When students perceive that a Learning Management System, like Blackboard, Canvas, or Moodle, is effective, they put more effort into learning. So, while you absolutely have justifiable complaints about whatever LMS your institution uses, if you can help students use it effectively, so they can shift their cognitive energy to content, not “learning management,” you can help them learn better. Here are some quick ideas, none of which takes more than 30 minutes, to help students understand how to use your course’s LMS site.
- Include a video tour of your LMS site in the front matter of your class.
- Give your students a chance to make sure they know key information about your course by requiring a quiz over the syllabus; include questions about the LMS.
- For each module, create a brief video (2-3 minutes) reminding students of the work due in the course during that module and showing them how to submit it.
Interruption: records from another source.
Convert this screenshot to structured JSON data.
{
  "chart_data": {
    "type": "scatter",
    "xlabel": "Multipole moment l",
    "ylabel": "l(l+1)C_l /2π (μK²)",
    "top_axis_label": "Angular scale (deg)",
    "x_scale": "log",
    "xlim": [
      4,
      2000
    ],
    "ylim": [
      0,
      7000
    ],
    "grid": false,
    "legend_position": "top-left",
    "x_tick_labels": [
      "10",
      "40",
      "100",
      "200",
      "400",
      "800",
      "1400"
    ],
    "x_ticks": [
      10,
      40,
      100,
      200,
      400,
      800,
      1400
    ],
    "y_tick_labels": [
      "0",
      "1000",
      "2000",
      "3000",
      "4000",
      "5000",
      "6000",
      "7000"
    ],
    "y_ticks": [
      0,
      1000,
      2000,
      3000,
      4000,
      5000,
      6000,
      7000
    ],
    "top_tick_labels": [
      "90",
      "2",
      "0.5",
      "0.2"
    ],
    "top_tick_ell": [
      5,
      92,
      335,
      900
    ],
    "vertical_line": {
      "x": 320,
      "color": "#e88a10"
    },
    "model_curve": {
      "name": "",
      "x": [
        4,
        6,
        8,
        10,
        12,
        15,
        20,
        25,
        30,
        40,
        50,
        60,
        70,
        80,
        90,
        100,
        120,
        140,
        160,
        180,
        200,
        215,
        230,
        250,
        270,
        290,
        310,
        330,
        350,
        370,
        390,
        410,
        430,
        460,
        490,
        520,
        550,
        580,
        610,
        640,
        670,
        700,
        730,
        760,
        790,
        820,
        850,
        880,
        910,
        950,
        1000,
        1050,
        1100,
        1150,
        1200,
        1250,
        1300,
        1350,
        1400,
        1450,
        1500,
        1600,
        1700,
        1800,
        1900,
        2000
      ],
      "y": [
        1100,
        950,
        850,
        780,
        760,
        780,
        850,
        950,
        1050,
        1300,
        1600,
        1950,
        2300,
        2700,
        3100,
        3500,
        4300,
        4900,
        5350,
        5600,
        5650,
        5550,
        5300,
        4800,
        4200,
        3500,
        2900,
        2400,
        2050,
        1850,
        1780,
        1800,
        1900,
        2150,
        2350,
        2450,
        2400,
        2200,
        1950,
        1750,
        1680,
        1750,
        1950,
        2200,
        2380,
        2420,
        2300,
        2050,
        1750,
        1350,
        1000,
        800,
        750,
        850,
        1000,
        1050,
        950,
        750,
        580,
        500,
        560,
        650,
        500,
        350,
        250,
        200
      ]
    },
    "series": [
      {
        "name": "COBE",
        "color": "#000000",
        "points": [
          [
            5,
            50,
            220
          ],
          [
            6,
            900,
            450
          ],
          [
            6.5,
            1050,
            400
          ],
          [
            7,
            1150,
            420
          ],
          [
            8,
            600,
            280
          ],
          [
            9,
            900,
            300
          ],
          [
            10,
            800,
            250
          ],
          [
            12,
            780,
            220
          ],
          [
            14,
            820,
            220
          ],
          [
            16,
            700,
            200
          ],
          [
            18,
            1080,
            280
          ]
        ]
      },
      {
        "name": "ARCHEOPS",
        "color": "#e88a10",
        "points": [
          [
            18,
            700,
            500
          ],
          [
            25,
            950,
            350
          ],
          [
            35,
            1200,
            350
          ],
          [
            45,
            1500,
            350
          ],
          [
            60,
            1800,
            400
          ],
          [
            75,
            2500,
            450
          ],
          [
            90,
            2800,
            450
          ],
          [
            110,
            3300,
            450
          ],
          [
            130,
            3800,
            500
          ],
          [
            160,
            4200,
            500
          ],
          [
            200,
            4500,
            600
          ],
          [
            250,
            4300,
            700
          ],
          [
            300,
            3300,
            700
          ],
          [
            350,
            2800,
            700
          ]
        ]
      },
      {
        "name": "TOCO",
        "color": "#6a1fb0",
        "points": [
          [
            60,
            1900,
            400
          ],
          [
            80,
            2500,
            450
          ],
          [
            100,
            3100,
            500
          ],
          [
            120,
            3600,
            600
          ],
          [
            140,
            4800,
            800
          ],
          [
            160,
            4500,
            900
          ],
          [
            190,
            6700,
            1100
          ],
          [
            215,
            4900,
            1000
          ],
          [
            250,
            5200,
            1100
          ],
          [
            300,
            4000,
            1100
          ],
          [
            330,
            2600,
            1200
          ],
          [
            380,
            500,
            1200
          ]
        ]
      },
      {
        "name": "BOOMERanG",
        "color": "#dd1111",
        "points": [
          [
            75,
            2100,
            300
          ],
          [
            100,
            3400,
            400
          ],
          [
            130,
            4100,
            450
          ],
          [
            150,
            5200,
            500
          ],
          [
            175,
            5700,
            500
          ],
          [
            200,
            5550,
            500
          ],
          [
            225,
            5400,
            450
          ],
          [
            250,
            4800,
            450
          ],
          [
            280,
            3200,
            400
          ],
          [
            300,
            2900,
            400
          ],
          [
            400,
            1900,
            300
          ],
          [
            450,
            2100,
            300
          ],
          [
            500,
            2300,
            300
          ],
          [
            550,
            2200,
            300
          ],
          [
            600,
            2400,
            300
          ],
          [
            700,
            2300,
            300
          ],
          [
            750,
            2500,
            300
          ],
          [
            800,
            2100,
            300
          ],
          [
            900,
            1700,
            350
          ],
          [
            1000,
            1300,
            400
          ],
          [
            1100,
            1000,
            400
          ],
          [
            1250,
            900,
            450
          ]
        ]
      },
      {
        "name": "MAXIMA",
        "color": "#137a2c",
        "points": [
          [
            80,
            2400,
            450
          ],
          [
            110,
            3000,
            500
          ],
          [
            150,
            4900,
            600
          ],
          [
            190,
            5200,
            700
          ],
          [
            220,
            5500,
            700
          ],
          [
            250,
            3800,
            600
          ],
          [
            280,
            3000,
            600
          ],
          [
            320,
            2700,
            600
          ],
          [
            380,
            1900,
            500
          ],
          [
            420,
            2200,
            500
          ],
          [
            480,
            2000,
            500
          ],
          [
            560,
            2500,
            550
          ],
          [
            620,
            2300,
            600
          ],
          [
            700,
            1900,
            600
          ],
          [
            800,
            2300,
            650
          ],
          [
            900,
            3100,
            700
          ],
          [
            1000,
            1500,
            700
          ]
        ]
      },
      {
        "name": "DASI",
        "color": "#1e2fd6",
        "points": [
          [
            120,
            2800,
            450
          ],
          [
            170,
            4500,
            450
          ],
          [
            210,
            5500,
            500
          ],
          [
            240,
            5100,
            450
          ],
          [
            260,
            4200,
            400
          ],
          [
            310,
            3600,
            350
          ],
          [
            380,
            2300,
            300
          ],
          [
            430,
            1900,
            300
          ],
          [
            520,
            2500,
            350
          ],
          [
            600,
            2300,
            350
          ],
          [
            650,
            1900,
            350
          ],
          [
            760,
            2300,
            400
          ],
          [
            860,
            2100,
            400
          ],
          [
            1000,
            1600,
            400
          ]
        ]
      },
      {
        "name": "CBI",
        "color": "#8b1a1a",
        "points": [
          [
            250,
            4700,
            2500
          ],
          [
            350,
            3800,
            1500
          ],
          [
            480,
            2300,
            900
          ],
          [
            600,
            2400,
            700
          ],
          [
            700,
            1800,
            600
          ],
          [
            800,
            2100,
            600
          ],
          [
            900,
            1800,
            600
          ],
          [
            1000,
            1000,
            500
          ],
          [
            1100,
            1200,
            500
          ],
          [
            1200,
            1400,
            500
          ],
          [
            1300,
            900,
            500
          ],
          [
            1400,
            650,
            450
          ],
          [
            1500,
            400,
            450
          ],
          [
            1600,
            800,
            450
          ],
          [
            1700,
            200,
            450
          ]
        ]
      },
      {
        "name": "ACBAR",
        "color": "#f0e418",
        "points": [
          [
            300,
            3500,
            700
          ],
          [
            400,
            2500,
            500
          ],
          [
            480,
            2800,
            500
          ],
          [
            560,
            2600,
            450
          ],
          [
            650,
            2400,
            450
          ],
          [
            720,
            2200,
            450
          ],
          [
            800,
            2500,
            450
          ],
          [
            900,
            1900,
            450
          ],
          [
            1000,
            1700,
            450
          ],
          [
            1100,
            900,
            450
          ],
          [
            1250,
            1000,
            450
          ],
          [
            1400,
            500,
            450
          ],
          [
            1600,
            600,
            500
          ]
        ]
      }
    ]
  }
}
- For each major assignment or assignment type (like discussion posts or glossary entries), create a video showing students how to submit it.
- Make sure that your LMS site aligns with your syllabus. Use the same language to talk about assignments (for example, use the words tests or exams consistently), policies, etc.
- Give students a chance to practice needed LMS skills in a low- or no-stakes way before a major exam. For example, if you give online exams or quizzes, let them take a low-stakes or no-stakes one before the first major exam or quiz The more they practice without negative impact, the more confident they will feel.
- When it makes sense to do so, standardize your LMS sites so that key information (the syllabus, the video tour of the course, the video introduction to the professor, a list of links to important resources, a list of links to tech tutorials) is in the same place in each course. This may be across your classes, across multiple sections of a widely-taught class, or within a department or college.
- Make sure your LMS course is accessible to students with learning, visual, or hearing disabilities. One way to do this is to include instructions in both writing and video. Another is to make sure you are using hyperlinks, not URLs. Finally, be sure that every image includes an alt-text/image description so that students who use screen readers can access visual information.
- If your institution offers feedback from an instructional designer or online teaching mentor, ask for a formative review of your LMS site so you can improve it even further. And if you can, petition to provide teachers, especially non-tenure track ones, who undergo such a review and then revise their classes with a stipend.